De Wert In Milwaukee For 1812 Commemoration

jacksonville.com

August 22, 2012

Seaman Julian McElroy and Seaman Alexander Houck prep the mooring lines as De Wert enters into Milwaukee.   Photo courtesy of USS De Wert

Photo courtesy of USS De Wert
Seaman Julian McElroy and Seaman Alexander Houck prep the mooring lines as De Wert enters into Milwaukee.

By Ensign Hannah Johnston
USS De Wert Public Affairs

USS De Wert (FFG 45) continued her cruise throughout the Great Lakes to commemorate the Bicentennial of the War of 1812 by arriving in her first American port of Milwaukee on Aug. 9. The crews of USS De Wert, USS Hurricane (PC 3), and the Royal Canadian Navy’s HMCS Ville de Quebec were greeted with a warm welcome from the city of Milwaukee and the state of Wisconsin upon their arrival. Public officials including the Mayor and the Lt. Governor attended the welcoming ceremony.
More than 25 Sailors devoted part of their liberty time to help the citizens of Milwaukee through community relations projects. Some chose to visit the Children’s Hospital of Milwaukee, while others stocked the shelves at the Hunger Task Force Food Pantry or served meals at a local shelter.
While on duty, Sailors gave tours of De Wert to more than 7,000 people and hosted another Distinguished Visitors reception. The city of Milwaukee gave all Sailors the chance to fully experience the city while enjoying their liberty by offering tours of the Miller Coors Brewery and Harley Davidson Factory along with Navy Night at the Wisconsin State Fair and the Air and Water show.
Fifty-two distinguished visitors joined De Wert upon her departure from Milwaukee on Aug. 14 for an eight-hour transit to Chicago. The distinguished visitors were entertained through demonstrations by the Visit, Board, Search, and Seizure Team, pipe patching scenarios, and an emergency flight quarters drill.
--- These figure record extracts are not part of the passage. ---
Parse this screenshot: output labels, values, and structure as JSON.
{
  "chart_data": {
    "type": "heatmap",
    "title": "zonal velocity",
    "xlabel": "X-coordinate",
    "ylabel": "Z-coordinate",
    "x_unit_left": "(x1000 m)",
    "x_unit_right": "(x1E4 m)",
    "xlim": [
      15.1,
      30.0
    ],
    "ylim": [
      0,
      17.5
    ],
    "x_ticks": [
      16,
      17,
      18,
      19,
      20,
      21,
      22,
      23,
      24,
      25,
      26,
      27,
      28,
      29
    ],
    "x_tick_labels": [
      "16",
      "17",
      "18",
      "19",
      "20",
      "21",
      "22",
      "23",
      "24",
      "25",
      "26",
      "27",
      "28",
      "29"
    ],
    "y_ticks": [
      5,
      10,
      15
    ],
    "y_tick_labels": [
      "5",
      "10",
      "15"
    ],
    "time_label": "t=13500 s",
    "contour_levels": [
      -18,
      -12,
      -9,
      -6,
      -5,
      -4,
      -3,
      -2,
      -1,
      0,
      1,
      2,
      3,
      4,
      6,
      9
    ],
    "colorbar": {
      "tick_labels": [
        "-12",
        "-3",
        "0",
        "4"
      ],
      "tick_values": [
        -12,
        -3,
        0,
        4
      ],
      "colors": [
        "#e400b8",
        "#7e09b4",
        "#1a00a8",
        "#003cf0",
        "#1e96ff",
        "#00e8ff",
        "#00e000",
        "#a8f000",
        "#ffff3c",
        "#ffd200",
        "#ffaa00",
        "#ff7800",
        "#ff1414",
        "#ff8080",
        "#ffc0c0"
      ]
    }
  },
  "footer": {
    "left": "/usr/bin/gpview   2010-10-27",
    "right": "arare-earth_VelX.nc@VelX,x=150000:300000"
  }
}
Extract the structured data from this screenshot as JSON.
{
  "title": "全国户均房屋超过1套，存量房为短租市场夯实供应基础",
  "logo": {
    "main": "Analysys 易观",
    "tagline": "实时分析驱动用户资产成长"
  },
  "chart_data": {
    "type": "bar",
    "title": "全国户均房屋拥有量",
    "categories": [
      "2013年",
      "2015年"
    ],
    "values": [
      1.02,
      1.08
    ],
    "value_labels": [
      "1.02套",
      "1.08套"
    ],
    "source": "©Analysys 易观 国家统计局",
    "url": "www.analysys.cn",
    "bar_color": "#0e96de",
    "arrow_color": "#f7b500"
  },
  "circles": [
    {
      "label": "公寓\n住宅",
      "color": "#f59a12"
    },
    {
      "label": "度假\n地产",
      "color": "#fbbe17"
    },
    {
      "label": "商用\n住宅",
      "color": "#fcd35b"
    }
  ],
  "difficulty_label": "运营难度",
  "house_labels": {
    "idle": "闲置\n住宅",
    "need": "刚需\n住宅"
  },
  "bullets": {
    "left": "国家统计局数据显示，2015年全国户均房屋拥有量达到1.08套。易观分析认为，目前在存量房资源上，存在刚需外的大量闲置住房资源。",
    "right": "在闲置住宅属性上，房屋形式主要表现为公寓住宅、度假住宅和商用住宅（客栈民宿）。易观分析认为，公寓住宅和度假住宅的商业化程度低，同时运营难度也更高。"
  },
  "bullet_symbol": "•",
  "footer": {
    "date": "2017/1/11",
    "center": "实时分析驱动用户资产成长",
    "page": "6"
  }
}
The distinguished visitor cruise was capped off as De Wert rendered a 21-gun salute to the city of Chicago and anchored outside the Navy Pier.
The War of 1812, also known as America’s second war for independence, is regarded by many as the conflict that started our country’s rise to global influence.  From 1812 to 1815, we fought to expand to the north and west, and to assert our rights to trade freely with other countries, without interference from Britain’s Royal Navy ships on the high seas.